Hydrogen boat has pretty much sailed for domestic heat and transport. The efficiency losses and infrastructure required to distribute it will be too prohibitive
ransosFree MemberIt’s at least four times more expensive to run a heat pump than a gas boiler
That’s completely untrue. They have similar running costs to an efficient gas boiler, but with some important caveats. They are efficient at lower flow temperatures which means well insulated homes with appropriately sized emitters. If your existing boiler displays its flow temperature then you can see how low it can go and keep your house comfortable during a cold spell. In my case it’s 55 deg C.
big_n_daftFree MemberAnyone have any recommendations for water source heat pump?

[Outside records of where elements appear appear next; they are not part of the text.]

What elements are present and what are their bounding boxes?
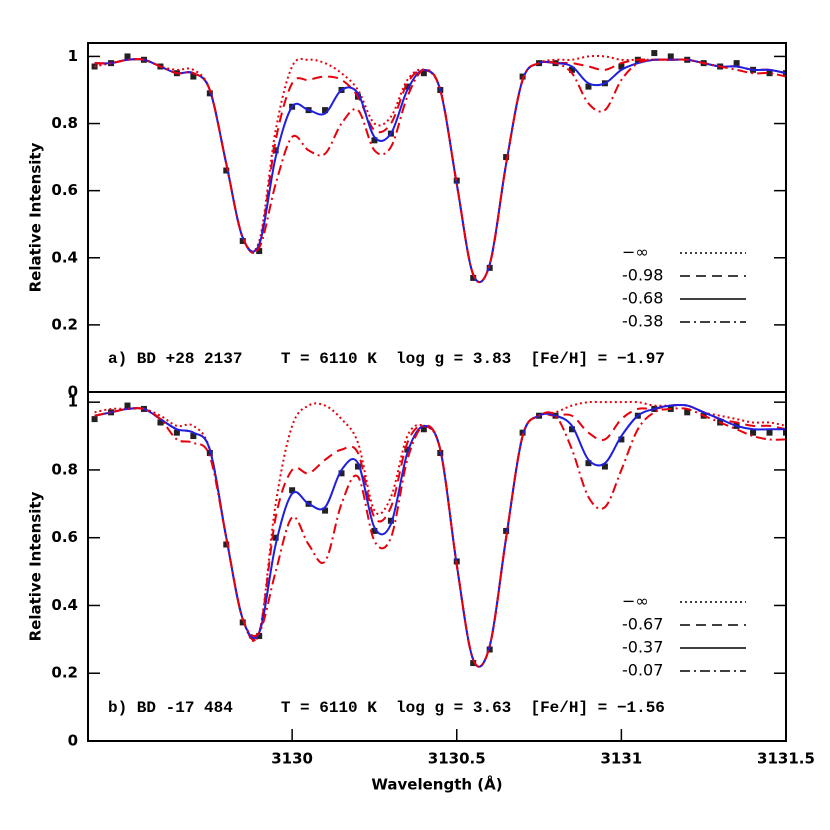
data-point — [651, 50, 658, 57]
y-tick-label: 0.6 — [51, 528, 78, 546]
data-point — [272, 534, 279, 541]
series-line — [94, 58, 786, 284]
legend-label: -0.68 — [622, 289, 663, 308]
data-point — [223, 167, 230, 174]
data-point — [750, 429, 757, 436]
data-point — [354, 463, 361, 470]
annotation: b) BD -17 484 T = 6110 K log g = 3.63 [F… — [108, 699, 665, 717]
x-tick-label: 3131 — [601, 750, 643, 768]
data-point — [206, 90, 213, 97]
data-point — [190, 73, 197, 80]
series-line — [94, 403, 786, 668]
data-point — [519, 73, 526, 80]
x-tick-label: 3130.5 — [428, 750, 486, 768]
y-axis-label: Relative Intensity — [27, 142, 45, 292]
y-tick-label: 0.4 — [51, 248, 78, 266]
legend-label: -0.67 — [622, 615, 663, 634]
data-point — [503, 527, 510, 534]
legend-label: -0.38 — [622, 312, 663, 331]
series-line — [94, 400, 786, 668]
data-point — [404, 83, 411, 90]
legend-label: -0.98 — [622, 266, 663, 285]
x-axis-label: Wavelength (Å) — [371, 775, 502, 794]
y-tick-label: 0.8 — [51, 460, 78, 478]
data-point — [256, 632, 263, 639]
data-point — [667, 53, 674, 60]
data-point — [256, 248, 263, 255]
y-tick-label: 0.6 — [51, 181, 78, 199]
y-tick-label: 1 — [68, 393, 78, 411]
data-point — [503, 154, 510, 161]
plot-area — [91, 400, 786, 668]
plot-frame — [87, 42, 787, 393]
data-point — [173, 429, 180, 436]
y-tick-label: 0.2 — [51, 315, 78, 333]
y-tick-label: 0 — [68, 383, 78, 401]
y-tick-label: 0.4 — [51, 596, 78, 614]
data-point — [223, 541, 230, 548]
plot-frame — [87, 391, 787, 742]
y-axis-label: Relative Intensity — [27, 491, 45, 641]
data-point — [157, 419, 164, 426]
data-point — [239, 619, 246, 626]
data-point — [371, 137, 378, 144]
data-point — [371, 527, 378, 534]
series-line — [94, 407, 786, 668]
data-point — [404, 446, 411, 453]
x-tick-label: 3130 — [271, 750, 313, 768]
data-point — [684, 409, 691, 416]
data-point — [91, 416, 98, 423]
data-point — [190, 433, 197, 440]
data-point — [420, 426, 427, 433]
data-point — [568, 66, 575, 73]
data-point — [585, 83, 592, 90]
legend-label: -0.37 — [622, 638, 663, 657]
data-point — [585, 460, 592, 467]
legend-label: −∞ — [622, 592, 649, 611]
data-point — [124, 53, 131, 60]
data-point — [733, 60, 740, 67]
data-point — [618, 436, 625, 443]
data-point — [387, 517, 394, 524]
data-point — [272, 147, 279, 154]
data-point — [239, 237, 246, 244]
data-point — [289, 487, 296, 494]
legend-label: -0.07 — [622, 661, 663, 680]
data-point — [322, 507, 329, 514]
data-point — [338, 470, 345, 477]
data-point — [601, 463, 608, 470]
y-tick-label: 0.8 — [51, 114, 78, 132]
y-tick-label: 1 — [68, 47, 78, 65]
data-point — [766, 429, 773, 436]
annotation: a) BD +28 2137 T = 6110 K log g = 3.83 [… — [108, 350, 665, 368]
y-tick-label: 0.2 — [51, 664, 78, 682]
x-tick-label: 3131.5 — [757, 750, 815, 768]
data-point — [420, 70, 427, 77]
legend-label: −∞ — [622, 243, 649, 262]
data-point — [783, 429, 786, 436]
data-point — [322, 107, 329, 114]
data-point — [766, 70, 773, 77]
data-point — [470, 274, 477, 281]
data-point — [568, 426, 575, 433]
series-line — [94, 403, 786, 668]
data-point — [618, 63, 625, 70]
data-point — [470, 660, 477, 667]
data-point — [124, 402, 131, 409]
y-tick-label: 0 — [68, 732, 78, 750]
plot-area — [91, 50, 786, 284]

I have a sustained stream with riparian rights seems to me ideal, but no sign of a technology when I Google
molgripsFree Membercheap rate electricity is no longer availabl
I think it is, I switched to one with 5p/kWh for four hours overnight only a few months ago.
midlifecrashesFull MemberEdit: Government need to get directly involved in insulating properties rather than leaving it to the cowboy fly by nights to just hoover money out of the system
They are doing.
This year my next door neighbour was unemployed for a while, on UC, and so qualified for an insulation upgrade to his owner occupied home. He has loft rooms and they Kingspanned and plasterboarded the lot, basically a loft conversion except the bare rooms were already there, all free of charge to him.
I have a disabled adult daughter living with me, on PIP benefits. When our old boiler died we got a new one free of charge and at the same time insulated between our cellar the living rooms above, again, free to me.
Anyone know what size heat pump we might need? 7 bedroom leaky Victorian place with solid walls and high ceilings, in a conservation area which limits external changes.
trail_ratFree MemberI think it is, I switched to one with 5p/kWh for four hours overnight only a few months ago.
Wonder what could have happened in the last few weeks since your few months ago that would mean that it’s not widely availible if at all now …outside of the Tesla tarrif that I can see (for which you need a power wall and iirc solar)
neilnevillFree Membermy brother replaced an oil boiler with ashp a decade ago, and he likes it. i wouldnt get one instead of mains gas boiler yet. i think the money from goverment is to start driving uptake, and then drive cost down. we need to be spending on other stuff though too. if i could get external wall insulation done for a price that would give a quick payback then i’d do that fo a start.
ransosFree MemberThe biggest thing the government could do is to address the disparity between gas and electricity prices. Most of your electricity bill is made up of non-commodity costs some or all of which could transfer to gas.
gobuchulFree MemberMass hydrogen generation is need for both transport
Hydrogen is one of the least energy dense options for transport.
Once you add in the weight of a suitable storage tank, it makes batteries look light.